Brendon Hartley in the headquarters at Alpinestars

In another building a short drive from HQ lies an underground laboratory lined with unbranded and unfamiliar machines. Here the various elements of Alpinestar’s output are put through FIA and in-house pressure, strength and resistance tests. One of Hartley’s boots is fitted to a robotic leg that is flexing and unflexing the front of the sole as it might on a gas pedal or brake. The ‘Walkmeter’ will repeat this process with excessive downward force again and again, 10,000 cycles equating to about 50 kilometres of walking. Alpinestars need to know that these boots, with the exceptional pressures of endurance racing applied to them, will always go the distance.

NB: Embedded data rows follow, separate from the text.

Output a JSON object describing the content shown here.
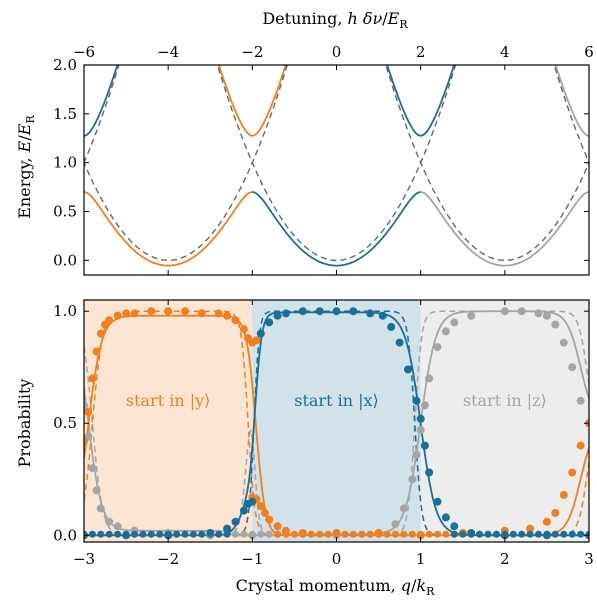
{
  "chart_data": [
    {
      "type": "line",
      "title": "",
      "xlabel": "Crystal momentum, q/k_R",
      "top_xlabel": "Detuning, h δν/E_R",
      "ylabel": "Energy, E/E_R",
      "xlim": [
        -3,
        3
      ],
      "top_xlim": [
        -6,
        6
      ],
      "ylim": [
        -0.15,
        2.0
      ],
      "x_ticks": [
        "−3",
        "−2",
        "−1",
        "0",
        "1",
        "2",
        "3"
      ],
      "top_x_ticks": [
        "−6",
        "−4",
        "−2",
        "0",
        "2",
        "4",
        "6"
      ],
      "y_ticks": [
        "0.0",
        "0.5",
        "1.0",
        "1.5",
        "2.0"
      ],
      "lattice_coupling_gap": 0.56,
      "series": [
        {
          "style": "solid",
          "color": "#f07f1e",
          "description": "band segment near q=-2 (state y)"
        },
        {
          "style": "solid",
          "color": "#1a6f99",
          "description": "band segment near q=0 (state x)"
        },
        {
          "style": "solid",
          "color": "#a5a5a5",
          "description": "band segment near q=+2 (state z)"
        },
        {
          "style": "dashed",
          "color": "#666666",
          "description": "free-particle parabolas (q-2n)^2"
        }
      ]
    },
    {
      "type": "scatter",
      "xlabel": "Crystal momentum, q/k_R",
      "ylabel": "Probability",
      "xlim": [
        -3,
        3
      ],
      "ylim": [
        -0.03,
        1.05
      ],
      "x_ticks": [
        "−3",
        "−2",
        "−1",
        "0",
        "1",
        "2",
        "3"
      ],
      "y_ticks": [
        "0.0",
        "0.5",
        "1.0"
      ],
      "regions": [
        {
          "label": "start in |y⟩",
          "x_range": [
            -3,
            -1
          ],
          "color": "#f07f1e"
        },
        {
          "label": "start in |x⟩",
          "x_range": [
            -1,
            1
          ],
          "color": "#1a6f99"
        },
        {
          "label": "start in |z⟩",
          "x_range": [
            1,
            3
          ],
          "color": "#a5a5a5"
        }
      ],
      "series": [
        {
          "color": "#f07f1e",
          "points": [
            [
              -3,
              0.42
            ],
            [
              -2.95,
              0.55
            ],
            [
              -2.9,
              0.7
            ],
            [
              -2.85,
              0.82
            ],
            [
              -2.8,
              0.9
            ],
            [
              -2.75,
              0.94
            ],
            [
              -2.7,
              0.96
            ],
            [
              -2.6,
              0.98
            ],
            [
              -2.5,
              0.99
            ],
            [
              -2.4,
              0.99
            ],
            [
              -2.2,
              1.0
            ],
            [
              -2.0,
              1.0
            ],
            [
              -1.8,
              1.0
            ],
            [
              -1.6,
              0.99
            ],
            [
              -1.4,
              0.99
            ],
            [
              -1.3,
              0.98
            ],
            [
              -1.2,
              0.96
            ],
            [
              -1.1,
              0.92
            ],
            [
              -1.05,
              0.88
            ],
            [
              -1.0,
              0.86
            ],
            [
              -0.95,
              0.87
            ],
            [
              -0.9,
              0.9
            ],
            [
              -1.0,
              0.17
            ],
            [
              -0.95,
              0.16
            ],
            [
              -0.9,
              0.13
            ],
            [
              -0.85,
              0.1
            ],
            [
              -0.8,
              0.07
            ],
            [
              -0.7,
              0.04
            ],
            [
              -0.6,
              0.02
            ],
            [
              -0.4,
              0.01
            ],
            [
              0.0,
              0.01
            ],
            [
              0.5,
              0.01
            ],
            [
              1.0,
              0.0
            ],
            [
              1.5,
              0.01
            ],
            [
              2.0,
              0.02
            ],
            [
              2.3,
              0.03
            ],
            [
              2.5,
              0.06
            ],
            [
              2.6,
              0.1
            ],
            [
              2.7,
              0.18
            ],
            [
              2.8,
              0.28
            ],
            [
              2.9,
              0.4
            ],
            [
              3.0,
              0.5
            ]
          ]
        },
        {
          "color": "#1a6f99",
          "points": [
            [
              -3,
              0.0
            ],
            [
              -2.5,
              0.0
            ],
            [
              -2.0,
              0.0
            ],
            [
              -1.5,
              0.01
            ],
            [
              -1.3,
              0.03
            ],
            [
              -1.2,
              0.06
            ],
            [
              -1.1,
              0.11
            ],
            [
              -1.05,
              0.14
            ],
            [
              -1.0,
              0.15
            ],
            [
              -0.9,
              0.9
            ],
            [
              -0.8,
              0.95
            ],
            [
              -0.7,
              0.98
            ],
            [
              -0.6,
              0.99
            ],
            [
              -0.4,
              1.0
            ],
            [
              -0.2,
              1.0
            ],
            [
              0.0,
              1.0
            ],
            [
              0.2,
              1.0
            ],
            [
              0.4,
              0.99
            ],
            [
              0.55,
              0.98
            ],
            [
              0.65,
              0.93
            ],
            [
              0.75,
              0.86
            ],
            [
              0.85,
              0.74
            ],
            [
              0.95,
              0.6
            ],
            [
              1.0,
              0.52
            ],
            [
              1.05,
              0.4
            ],
            [
              1.1,
              0.28
            ],
            [
              1.2,
              0.15
            ],
            [
              1.3,
              0.08
            ],
            [
              1.4,
              0.04
            ],
            [
              1.6,
              0.01
            ],
            [
              2.0,
              0.0
            ],
            [
              2.5,
              0.0
            ],
            [
              3.0,
              0.0
            ]
          ]
        },
        {
          "color": "#a5a5a5",
          "points": [
            [
              -3,
              0.58
            ],
            [
              -2.95,
              0.44
            ],
            [
              -2.9,
              0.3
            ],
            [
              -2.85,
              0.2
            ],
            [
              -2.8,
              0.12
            ],
            [
              -2.7,
              0.06
            ],
            [
              -2.6,
              0.04
            ],
            [
              -2.4,
              0.02
            ],
            [
              -2.0,
              0.01
            ],
            [
              -1.5,
              0.0
            ],
            [
              -1.0,
              0.0
            ],
            [
              0.0,
              0.0
            ],
            [
              0.5,
              0.01
            ],
            [
              0.7,
              0.05
            ],
            [
              0.8,
              0.12
            ],
            [
              0.9,
              0.25
            ],
            [
              0.95,
              0.36
            ],
            [
              1.0,
              0.47
            ],
            [
              1.05,
              0.58
            ],
            [
              1.1,
              0.7
            ],
            [
              1.2,
              0.84
            ],
            [
              1.3,
              0.91
            ],
            [
              1.4,
              0.95
            ],
            [
              1.6,
              0.98
            ],
            [
              2.0,
              1.0
            ],
            [
              2.2,
              1.0
            ],
            [
              2.4,
              0.99
            ],
            [
              2.5,
              0.98
            ],
            [
              2.6,
              0.94
            ],
            [
              2.7,
              0.86
            ],
            [
              2.8,
              0.75
            ],
            [
              2.9,
              0.6
            ],
            [
              3.0,
              0.5
            ]
          ]
        }
      ]
    }
  ]
}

No less remarkable are the FIA-approved Nomex fire tests. The fabric must be able to withstand a direct flame for 10 seconds at 600° C and maintain a temperature of no more than 24° when subjected to a heat of 800° for up to 11 seconds. An interesting, if slightly chilling, point made by Hartley: this is exactly the same amount of time drivers are given in training to exit their cars.

Donning a race suit and boots is a familiar ritual for Hartley, but one by his own admission made the more valuable now by seeing the sheer number of processes it demands to get there. The technology, the governance, the science, the hand skills, everything that Alpinestars has honed and responded to over decades at the top tier of motorsport, creates a critical element in the perennial pursuit of perfection. Fire resistant, heat resistant, lightweight, flexible, durable, breathable, the modern race suit is a technological tour de force that has become an essential ingredient to success at the highest level.